Shares climbed up to 9.5% but country risk touched maximums of more than a month

Shares climbed up to 9.5% but country risk touched maximums of more than a month

Among the gains, those of Pampa Energía (9.5%) and YPF (9%) stood out, in a context in which crude oil prices in international markets consolidated above US$100 and scored new highs since 2014, and before the projected increase in rates at the local level.

Local stocks listed on Wall Street (ADRs) also exhibited the majority of increases in their prices, led by Irsa Propiedades Comerciales (8%).

President Alberto Fernández said on Tuesday in his opening speech of the ordinary sessions of Congress that he hopes to send the agreement with the IMF this week for legislative approval.just three weeks from an expiration date with the agency for some US$2.8 billion.

“Fernández closed the agreement with the IMF and advanced some guidelines on the tariff issue, which is key both for the deficit goal and for this year’s inflationary dynamics. The president once again affirmed that there will be no ‘tariffs’ and that the variation of the rates will not exceed the rise in wages,” said the consulting firm Delphos Investment.

It is worth remembering that the domestic market remained inactive Monday and Tuesday, with foreign businesses showing weakness in prices due to fears generated by the escalation of war on Ukrainian soil.

Country risk and bonds

Regarding fixed income, the scenario of risk aversion in international markets, as a result of the war between Russia and Ukraine, caused sovereign bonds in dollars to start the month with most setbacksled by a decrease of 3.8% in the Global GD35.

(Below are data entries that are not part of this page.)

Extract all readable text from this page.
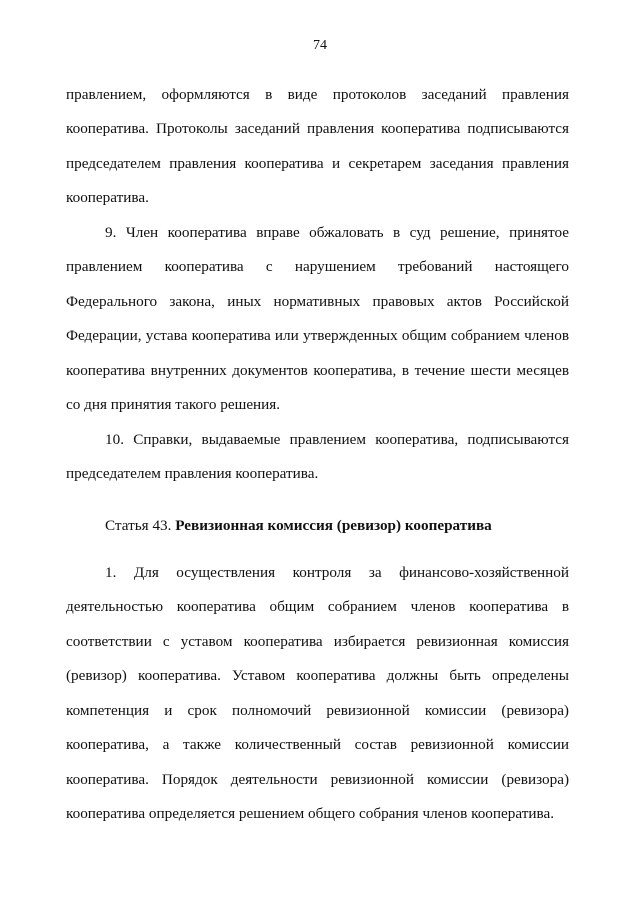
74
правлением, оформляются в виде протоколов заседаний правления
кооператива. Протоколы заседаний правления кооператива подписываются
председателем правления кооператива и секретарем заседания правления
кооператива.
9. Член кооператива вправе обжаловать в суд решение, принятое
правлением кооператива с нарушением требований настоящего
Федерального закона, иных нормативных правовых актов Российской
Федерации, устава кооператива или утвержденных общим собранием членов
кооператива внутренних документов кооператива, в течение шести месяцев
со дня принятия такого решения.
10. Справки, выдаваемые правлением кооператива, подписываются
председателем правления кооператива.
Статья 43. Ревизионная комиссия (ревизор) кооператива
1. Для осуществления контроля за финансово-хозяйственной
деятельностью кооператива общим собранием членов кооператива в
соответствии с уставом кооператива избирается ревизионная комиссия
(ревизор) кооператива. Уставом кооператива должны быть определены
компетенция и срок полномочий ревизионной комиссии (ревизора)
кооператива, а также количественный состав ревизионной комиссии
кооператива. Порядок деятельности ревизионной комиссии (ревизора)
кооператива определяется решением общего собрания членов кооператива.
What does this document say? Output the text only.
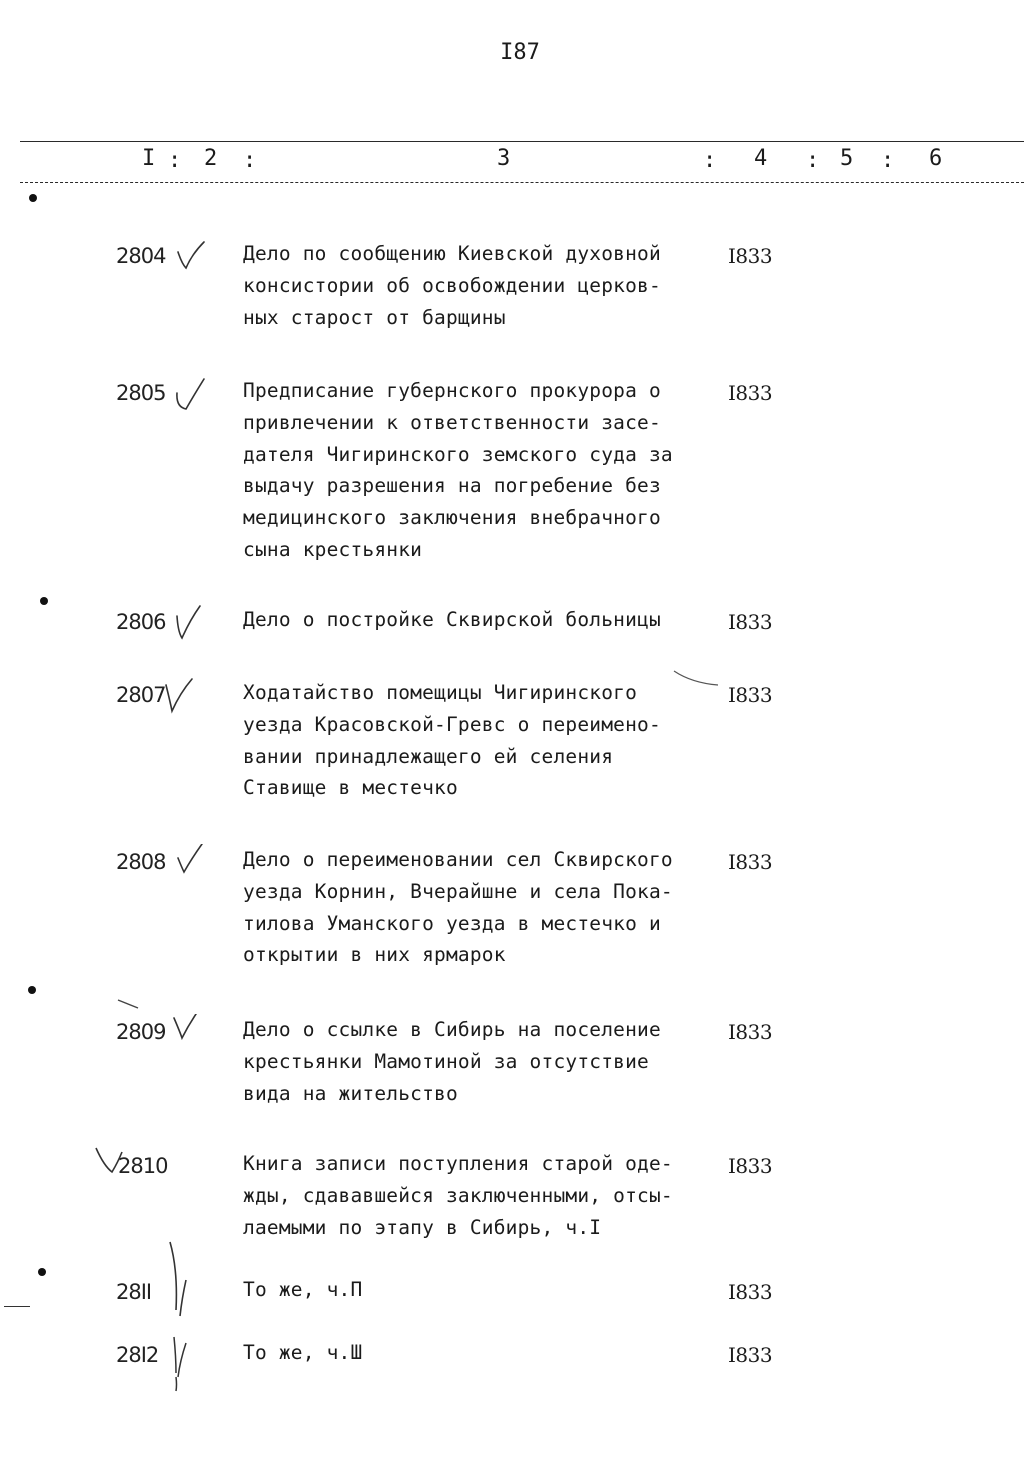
I87
I : 2 :	3	: 4 : 5 : 6
2804	Дело по сообщению Киевской духовной
консистории об освобождении церков-
ных старост от барщины
I833
2805	Предписание губернского прокурора о
привлечении к ответственности засе-
дателя Чигиринского земского суда за
выдачу разрешения на погребение без
медицинского заключения внебрачного
сына крестьянки
I833
2806	Дело о постройке Сквирской больницы	I833
2807	Ходатайство помещицы Чигиринского
уезда Красовской-Гревс о переимено-
вании принадлежащего ей селения
Ставище в местечко
I833
2808	Дело о переименовании сел Сквирского
уезда Корнин, Вчерайшне и села Пока-
тилова Уманского уезда в местечко и
открытии в них ярмарок
I833
2809	Дело о ссылке в Сибирь на поселение
крестьянки Мамотиной за отсутствие
вида на жительство
I833
2810	Книга записи поступления старой оде-
жды, сдававшейся заключенными, отсы-
лаемыми по этапу в Сибирь, ч.I
I833
28II	То же, ч.П	I833
28I2	То же, ч.Ш	I833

“The Argentine globals did not escape the general bad mood of the emerging markets. The uncertainty at the global level hits these credits. The weighted average price broke the US$32 threshold for the first time since January 27, returning to pre-announcement levels according to the IMF, and the average yield stood at 20.87%.“, remarked from the portfolio company Portfolio Personal Inversiones.

In that framework, andhe country risk measured by JP Morgan registered a rise of 24 units to stand at 1,866 basis points, the highest level since January 27prior to the understanding with the IMF announced that day by Alberto Fernández and the Minister of Economy, Martín Guzmán.

Finally, the bonds in pesos indexed to the Reference Stabilization Coefficient (CER) operated with the majority of increases, which reached 1.1% in the case of the TX26.

Inflationary expectations remain high and CER bonds are positioned as the preferred assets for investments in pesos looking for one of the best possible hedges of a positive real rate above inflation,” said Javier Rava, director of Rava.